Je croyais n'avoir jamais vu ce film lorsque j'ai acheté le DVD sur l'unique critère que c'était un film de Preminger. Dès la première phrase "I shall never forget the weekend Laura died", le film m'est brusquement revenu en mémoire tellement il m'avait marqué lorsque je l'avais vu il y a 30 ou 40 ans dans un ciné-club… Comment avais-je pu oublier le titre ?
C'est un excellent polar noir américain avec Gene Tierney dans le rôle de Laura qui est une femme à la beauté envoutante autour de laquelle tournent trois hommes Waldo (Cifton Webb), Shelby (Vincent Price) et le détective MacPherson (Dana Andrews) chargé de l'enquête. Enfin pour ce dernier, évidemment, ce n'est que devant l'immense portrait de Laura que MacPherson tourne sa fascination.

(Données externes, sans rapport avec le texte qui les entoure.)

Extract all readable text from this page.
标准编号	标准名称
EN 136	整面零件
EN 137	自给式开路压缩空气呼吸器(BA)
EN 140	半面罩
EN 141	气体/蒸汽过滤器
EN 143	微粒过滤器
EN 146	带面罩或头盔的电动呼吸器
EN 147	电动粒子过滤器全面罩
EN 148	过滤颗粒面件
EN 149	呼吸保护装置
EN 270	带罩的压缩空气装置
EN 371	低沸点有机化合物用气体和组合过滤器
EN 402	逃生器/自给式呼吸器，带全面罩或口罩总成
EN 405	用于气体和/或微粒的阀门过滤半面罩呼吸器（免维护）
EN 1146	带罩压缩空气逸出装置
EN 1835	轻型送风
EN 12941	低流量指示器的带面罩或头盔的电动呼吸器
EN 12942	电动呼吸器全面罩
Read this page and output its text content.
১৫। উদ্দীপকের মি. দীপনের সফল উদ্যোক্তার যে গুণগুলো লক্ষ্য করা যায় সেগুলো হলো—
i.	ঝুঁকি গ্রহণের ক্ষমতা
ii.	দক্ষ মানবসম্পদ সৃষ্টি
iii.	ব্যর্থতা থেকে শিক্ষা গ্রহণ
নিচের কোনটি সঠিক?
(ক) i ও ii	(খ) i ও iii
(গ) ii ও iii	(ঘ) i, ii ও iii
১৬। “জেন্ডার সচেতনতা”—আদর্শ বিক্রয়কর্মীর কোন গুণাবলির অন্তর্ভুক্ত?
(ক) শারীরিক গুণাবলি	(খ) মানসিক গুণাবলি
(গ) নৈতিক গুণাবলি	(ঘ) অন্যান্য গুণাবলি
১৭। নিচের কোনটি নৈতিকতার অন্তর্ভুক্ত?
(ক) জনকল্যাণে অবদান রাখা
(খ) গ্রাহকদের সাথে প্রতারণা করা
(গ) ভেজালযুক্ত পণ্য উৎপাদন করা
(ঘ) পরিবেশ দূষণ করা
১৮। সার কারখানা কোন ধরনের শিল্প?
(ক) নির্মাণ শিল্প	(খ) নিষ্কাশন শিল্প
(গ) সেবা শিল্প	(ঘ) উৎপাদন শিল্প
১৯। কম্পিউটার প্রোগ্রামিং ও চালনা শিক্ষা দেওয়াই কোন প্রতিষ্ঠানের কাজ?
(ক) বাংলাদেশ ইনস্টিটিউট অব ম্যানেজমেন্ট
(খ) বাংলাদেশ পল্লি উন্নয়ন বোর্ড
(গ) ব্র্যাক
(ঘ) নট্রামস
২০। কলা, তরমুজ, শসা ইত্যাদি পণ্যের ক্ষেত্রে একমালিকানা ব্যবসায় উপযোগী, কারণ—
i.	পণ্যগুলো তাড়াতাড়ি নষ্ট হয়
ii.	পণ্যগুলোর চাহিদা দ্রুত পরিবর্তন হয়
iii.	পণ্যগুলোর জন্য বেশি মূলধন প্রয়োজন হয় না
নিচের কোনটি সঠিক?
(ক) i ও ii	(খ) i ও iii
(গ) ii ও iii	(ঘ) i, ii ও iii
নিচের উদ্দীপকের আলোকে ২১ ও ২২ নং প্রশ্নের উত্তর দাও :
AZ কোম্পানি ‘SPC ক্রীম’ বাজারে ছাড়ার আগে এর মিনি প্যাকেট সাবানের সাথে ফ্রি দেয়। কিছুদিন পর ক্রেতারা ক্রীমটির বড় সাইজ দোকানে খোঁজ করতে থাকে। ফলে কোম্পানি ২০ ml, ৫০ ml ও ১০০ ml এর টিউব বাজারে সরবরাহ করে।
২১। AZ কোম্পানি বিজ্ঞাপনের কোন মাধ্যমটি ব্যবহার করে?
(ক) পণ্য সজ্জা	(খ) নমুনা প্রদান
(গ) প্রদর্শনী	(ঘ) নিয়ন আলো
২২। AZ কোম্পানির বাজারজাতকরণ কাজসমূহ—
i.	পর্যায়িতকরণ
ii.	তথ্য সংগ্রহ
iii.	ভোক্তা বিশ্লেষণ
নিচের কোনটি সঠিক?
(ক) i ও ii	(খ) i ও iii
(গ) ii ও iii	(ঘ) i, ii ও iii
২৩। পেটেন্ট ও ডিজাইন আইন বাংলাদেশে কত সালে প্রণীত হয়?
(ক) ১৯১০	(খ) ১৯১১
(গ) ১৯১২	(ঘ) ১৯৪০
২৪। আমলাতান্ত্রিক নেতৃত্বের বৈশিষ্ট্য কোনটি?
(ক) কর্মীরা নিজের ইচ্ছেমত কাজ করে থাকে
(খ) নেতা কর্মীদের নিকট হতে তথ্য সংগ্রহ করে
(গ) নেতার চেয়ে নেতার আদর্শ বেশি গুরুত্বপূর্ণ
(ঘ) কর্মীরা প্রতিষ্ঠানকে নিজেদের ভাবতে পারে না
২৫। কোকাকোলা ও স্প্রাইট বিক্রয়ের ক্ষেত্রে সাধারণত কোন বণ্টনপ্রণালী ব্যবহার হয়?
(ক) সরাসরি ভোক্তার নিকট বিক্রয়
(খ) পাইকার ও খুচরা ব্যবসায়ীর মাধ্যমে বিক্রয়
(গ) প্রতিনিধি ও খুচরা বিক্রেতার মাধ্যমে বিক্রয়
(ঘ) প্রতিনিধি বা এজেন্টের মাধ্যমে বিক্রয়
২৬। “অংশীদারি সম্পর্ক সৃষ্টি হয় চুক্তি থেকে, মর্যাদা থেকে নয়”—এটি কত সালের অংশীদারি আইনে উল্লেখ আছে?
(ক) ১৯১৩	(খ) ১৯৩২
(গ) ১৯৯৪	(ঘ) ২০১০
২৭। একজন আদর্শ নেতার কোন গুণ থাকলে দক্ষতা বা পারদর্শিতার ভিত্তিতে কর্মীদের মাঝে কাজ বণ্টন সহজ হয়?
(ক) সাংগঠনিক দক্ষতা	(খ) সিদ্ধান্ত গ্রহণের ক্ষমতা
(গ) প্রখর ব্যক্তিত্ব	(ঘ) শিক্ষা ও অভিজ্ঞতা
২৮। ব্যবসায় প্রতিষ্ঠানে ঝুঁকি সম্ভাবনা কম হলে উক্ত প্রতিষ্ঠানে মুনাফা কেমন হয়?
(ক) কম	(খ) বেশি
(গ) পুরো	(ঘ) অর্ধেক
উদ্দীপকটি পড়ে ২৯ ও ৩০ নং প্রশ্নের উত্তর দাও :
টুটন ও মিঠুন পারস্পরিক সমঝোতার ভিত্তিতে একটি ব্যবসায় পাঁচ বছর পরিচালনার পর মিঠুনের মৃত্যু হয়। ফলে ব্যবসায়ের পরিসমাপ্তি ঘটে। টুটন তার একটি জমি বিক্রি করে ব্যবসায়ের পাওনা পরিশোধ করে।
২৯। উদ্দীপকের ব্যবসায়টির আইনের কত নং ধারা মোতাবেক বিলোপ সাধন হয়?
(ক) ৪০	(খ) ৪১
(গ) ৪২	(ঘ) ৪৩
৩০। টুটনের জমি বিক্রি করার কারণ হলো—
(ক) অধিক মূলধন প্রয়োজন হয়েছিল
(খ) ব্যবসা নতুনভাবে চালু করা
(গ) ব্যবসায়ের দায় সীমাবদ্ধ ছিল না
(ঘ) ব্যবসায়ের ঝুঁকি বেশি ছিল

Gene Tierney, c'est aussi l'inoubliable Mme Muir dans le film de Mankiewicz, une actrice dont l'attitude reste toujours un peu réfléchie, un peu retenue. Pas du tout le style de la femme fatale hollywoodienne. Ici elle joue le rôle d'une femme dans le monde de la publicité, lancée par Waldo mais qui s'élève ultérieurement par son propre talent. Même si elle est ambitieuse, elle reste cependant une femme réservée. Waldo et Shelby sont amoureux d'elle mais sa réserve et sa délicatesse l'empêche de les heurter par un refus. Elle est certes reconnaissante à Waldo de ce qu'il a fait pour elle mais … Elle comprend aussi que Shelby est un parasite peu intéressant qui veut l'épouser mais …
Et en parlant de parasite, on en arrive à un autre personnage du film, Ann, la tante de Laura, personnage trouble acoquinée on ne sait pas trop comment ni pourquoi à Shelby… Mais je n'ai pas tout dit. Le rôle de Ann est tenu par Judith Anderson, autrement connue pour son rôle de Madame Danvers, la sinistre gouvernante du film Rebecca de Hitchcock. Quel rôle jouera-t-elle dans ce panier de crabes qui gravite autour de Laura ?
Dana Andrews, le détective, est lui assez particulier. Il fait son boulot de flic, écoute, pose une question mine de rien, n'hésite pas à malmener ses interlocuteurs pour les déstabiliser mais reste fasciné, scotché par le portrait de Laura qu'il ne cesse d'observer (entre deux verres…) et en est d'autant plus mordant dans son enquête. Quand, au début du film, Waldo montre le tableau pour la première fois à McPherson, ce dernier jette un regard, a une petite moue et lui répond "not bad".